Number of GO terms in different sparsity levels

	3–10	11–30	31–100	101–300
Human MF	886	390	222	99
Human BP	2940	1677	1122	553
Yeast MF	351	156	92	29
Yeast BP	815	408	235	87
Mouse MF	188	215	165	84
Mouse BP	337	568	678	329

Number of GO terms in different sparsity levels

3.3 GO label vectors capture semantic similarity

Unlike some of the previous work (Mostafavi ; Wang ) that did not explicitly incorporate the GO graph, our approach exploits the ontology structure to learn a low-dimensional vector representation of each GO label. If these vectors can be clustered into semantically meaningful clusters, it would validate our attempt to enforce gene assignments to be similar between labels that are geometrically close in the label vector space as being well founded. To test this hypothesis, we used K-means to cluster the GO labels based on the cosine similarity of our low-dimensional vector representations of labels. We determined the number of clusters by restricting the largest cluster to have at most 80% of the total number of labels. In Supplementary Figure S1 (Supplementary Data), two of the 41 clusters we identified are visualized with Cytoscape (Smoot ). The complete list of clusters can be found in Supplementary Data. In the visualization, the node size reflects the number of genes that the corresponding function is annotated with, and the edge width reflects the cosine similarity between the vector representations of the two nodes. The first cluster represents functions related to molecular binding, such as cation binding, metal ion binding, nucleotide binding and NAD binding, whereas the second cluster represents functions related to different transmembrane transporter activity. The fact that the set of GO labels in each of these clusters is highly consistent in function provides evidence that the learned vectors faithfully reflect the semantic relationships among the labels.
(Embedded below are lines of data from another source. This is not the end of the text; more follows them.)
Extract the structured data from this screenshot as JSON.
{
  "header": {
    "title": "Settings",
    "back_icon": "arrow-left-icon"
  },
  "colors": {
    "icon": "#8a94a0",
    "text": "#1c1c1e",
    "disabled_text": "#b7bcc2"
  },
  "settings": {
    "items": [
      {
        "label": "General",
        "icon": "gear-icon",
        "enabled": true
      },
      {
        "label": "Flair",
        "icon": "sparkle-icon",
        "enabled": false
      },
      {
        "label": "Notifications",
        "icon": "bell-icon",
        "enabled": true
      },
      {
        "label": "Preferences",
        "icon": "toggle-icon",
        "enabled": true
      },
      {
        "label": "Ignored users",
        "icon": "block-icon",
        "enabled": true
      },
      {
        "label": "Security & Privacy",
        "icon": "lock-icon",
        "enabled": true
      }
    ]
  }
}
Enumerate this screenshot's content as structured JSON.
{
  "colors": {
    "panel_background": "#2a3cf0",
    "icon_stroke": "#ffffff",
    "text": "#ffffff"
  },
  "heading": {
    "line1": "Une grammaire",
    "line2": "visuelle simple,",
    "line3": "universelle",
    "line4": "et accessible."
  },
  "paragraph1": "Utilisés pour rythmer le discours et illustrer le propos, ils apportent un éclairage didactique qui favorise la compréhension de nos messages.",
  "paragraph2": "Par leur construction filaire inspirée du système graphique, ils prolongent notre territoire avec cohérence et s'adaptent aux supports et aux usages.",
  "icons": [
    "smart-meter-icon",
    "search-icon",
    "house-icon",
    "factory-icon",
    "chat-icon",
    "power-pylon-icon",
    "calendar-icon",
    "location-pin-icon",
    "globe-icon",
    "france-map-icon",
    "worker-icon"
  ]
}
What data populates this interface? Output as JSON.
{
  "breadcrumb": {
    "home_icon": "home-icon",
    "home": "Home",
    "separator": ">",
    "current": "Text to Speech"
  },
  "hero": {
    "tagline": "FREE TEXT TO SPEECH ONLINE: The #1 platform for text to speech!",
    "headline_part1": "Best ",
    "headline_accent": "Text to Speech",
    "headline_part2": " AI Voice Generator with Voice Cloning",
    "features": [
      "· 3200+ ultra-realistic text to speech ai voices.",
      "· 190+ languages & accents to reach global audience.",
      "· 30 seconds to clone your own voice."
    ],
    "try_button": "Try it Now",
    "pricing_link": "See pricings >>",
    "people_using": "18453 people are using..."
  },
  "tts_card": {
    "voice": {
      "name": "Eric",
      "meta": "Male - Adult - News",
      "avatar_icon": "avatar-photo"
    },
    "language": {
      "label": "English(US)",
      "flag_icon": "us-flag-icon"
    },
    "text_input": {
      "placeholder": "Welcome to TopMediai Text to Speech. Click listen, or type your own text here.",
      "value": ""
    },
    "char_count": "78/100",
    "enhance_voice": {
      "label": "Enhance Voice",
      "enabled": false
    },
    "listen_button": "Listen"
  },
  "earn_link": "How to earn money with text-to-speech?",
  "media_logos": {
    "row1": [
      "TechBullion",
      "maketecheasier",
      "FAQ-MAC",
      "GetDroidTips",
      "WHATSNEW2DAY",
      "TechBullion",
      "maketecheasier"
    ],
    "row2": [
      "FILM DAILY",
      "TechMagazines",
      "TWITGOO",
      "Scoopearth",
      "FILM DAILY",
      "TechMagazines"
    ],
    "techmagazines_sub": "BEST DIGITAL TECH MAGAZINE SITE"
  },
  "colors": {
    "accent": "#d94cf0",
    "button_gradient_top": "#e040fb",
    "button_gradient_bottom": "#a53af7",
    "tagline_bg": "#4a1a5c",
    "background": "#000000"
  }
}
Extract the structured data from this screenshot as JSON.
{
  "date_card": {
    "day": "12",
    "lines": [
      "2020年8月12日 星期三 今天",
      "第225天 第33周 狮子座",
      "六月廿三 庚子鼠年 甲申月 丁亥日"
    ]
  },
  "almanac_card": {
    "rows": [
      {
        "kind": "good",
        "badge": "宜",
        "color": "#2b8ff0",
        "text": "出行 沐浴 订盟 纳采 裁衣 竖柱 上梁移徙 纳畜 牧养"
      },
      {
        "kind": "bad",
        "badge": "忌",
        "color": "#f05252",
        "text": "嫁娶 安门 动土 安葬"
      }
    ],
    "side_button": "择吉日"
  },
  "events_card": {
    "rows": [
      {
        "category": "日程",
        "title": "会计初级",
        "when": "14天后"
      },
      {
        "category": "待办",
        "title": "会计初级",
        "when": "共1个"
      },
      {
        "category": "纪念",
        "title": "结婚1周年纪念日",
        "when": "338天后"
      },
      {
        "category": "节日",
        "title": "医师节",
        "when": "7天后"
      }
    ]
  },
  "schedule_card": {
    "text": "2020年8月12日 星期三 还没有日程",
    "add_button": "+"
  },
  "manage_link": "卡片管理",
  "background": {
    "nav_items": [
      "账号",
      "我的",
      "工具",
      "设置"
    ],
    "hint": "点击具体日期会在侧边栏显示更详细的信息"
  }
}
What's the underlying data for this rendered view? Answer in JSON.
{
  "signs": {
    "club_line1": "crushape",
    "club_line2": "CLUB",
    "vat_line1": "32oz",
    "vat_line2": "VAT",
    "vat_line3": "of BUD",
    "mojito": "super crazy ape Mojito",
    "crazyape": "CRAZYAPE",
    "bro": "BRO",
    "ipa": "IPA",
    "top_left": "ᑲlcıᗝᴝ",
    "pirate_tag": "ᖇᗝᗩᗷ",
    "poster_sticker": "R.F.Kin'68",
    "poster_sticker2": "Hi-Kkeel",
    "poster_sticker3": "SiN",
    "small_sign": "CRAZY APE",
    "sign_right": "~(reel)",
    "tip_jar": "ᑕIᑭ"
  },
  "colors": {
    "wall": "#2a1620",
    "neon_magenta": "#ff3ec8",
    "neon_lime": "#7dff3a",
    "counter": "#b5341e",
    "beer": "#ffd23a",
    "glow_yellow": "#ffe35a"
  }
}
3.4 clusDCA substantially improves prediction of sparsely annotated GO labels

To evaluate clusDCA, we performed large-scale function prediction for human, yeast and mouse. The results are summarized in Figure 3 and Supplementary Figure S2 (Supplementary Data). It is clear that our approach significantly outperforms other methods on sparsely annotated labels in all three datasets. For example, in human, our method achieved 0.8491 micro-AUROC and 0.8648 macro-AUROC on BP labels with 3–10 annotations, which is much higher than 0.5815 (micro), 0.5857 (macro) for DCA and 0.7288 (micro), 0.8002 (macro) for GeneMANIA. It is worth noting that DCA performs consistently worse than GeneMANIA at this task, possibly due to the fact that GeneMANIA adaptively integrates the input networks for each functional label to optimize performance on training data. In yeast, clusDCA achieved 0.9025 micro-AUROC on BP labels with 3–10 annotations, which is again substantially higher than 0.6645 for DCA and 0.8504 for GeneMANIA. In mouse, clusDCA achieved 0.8627 micro-AUROC and 0.8802 macro-AUROC on BP labels with 3–10 annotations, which is again substantially higher than 0.5873 (micro), 0.5937 (macro) for DCA and 0.7609 (micro), 0.8245 (macro) for GeneMANIA. A similar improvement was observed for functional labels with 11–30 annotations and also for the MF labels in human, yeast and mouse (Fig. 3 and Supplementary Fig. S2). We found most of the improvements to be statistically significant (P < 0.05; paired Wilcoxon signed-rank test). The improvement was most pronounced in human overall, presumably because the human dataset is much sparser than the other two.

Fig. 3.

Comparison of our approach with other methods in terms of micro-AUROC. Asterisk indicates that our approach is statistically significant in comparison with GeneMANIA. Performance is evaluated for different subsets of GO labels with varying sparsity levels as shown on the x-axis The above results suggest that the topological information in ontology graphs can be exploited to greatly improve function prediction performance for sparse labels. It remains to be shown whether clusDCA is better than other approaches to incorporating the ontology. To this end, we found that clusDCA substantially outperforms HC. For instance, in human, our method achieved 0.8984 micro-AUROC and 0.9135 macro-AUROC on MF labels with 3–10 annotations, which is much higher than 0.7435 (micro), 0.7580 (macro) for HC. The improvement was more pronounced where the number of GO labels was large (e.g. human BP). This is likely because the number of candidate predictions for HC grows exponentially with the number of GO labels. As a result, HC is highly prone to overfitting in a dataset with a large number of labels. Notably, HC also invariably performed worse than GeneMANIA in most of our experiments. In addition, we observed consistent improvements over GeneMANIA with respect to the AUPRC. In human, our method achieved 0.0429 macro-AUPRC on BP labels with 3–10 annotations, which is higher (better) than 0.0368 AUPRC for GeneMANIA. In yeast, clusDCA achieved 0.1360 AUPRC on MF labels with 3–10 annotations, which is substantially higher than 0.1075 macro-AUPRC for GeneMANIA. Similarly, in mouse, clusDCA achieved 0.0516 macro-AUPRC on BP labels with 3–10 annotations, which is substantially higher than 0.0389 macro-AUPRC for GeneMANIA Interestingly, we note that the improvement of our method is negatively correlated with the number of annotations of the GO labels. In other words, we observed a greater improvement of clusDCA over previous methods for sparser labels. This observation suggests that clusDCA indeed addresses the overfitting issue, which has more significant impact on the sparsely annotated labels.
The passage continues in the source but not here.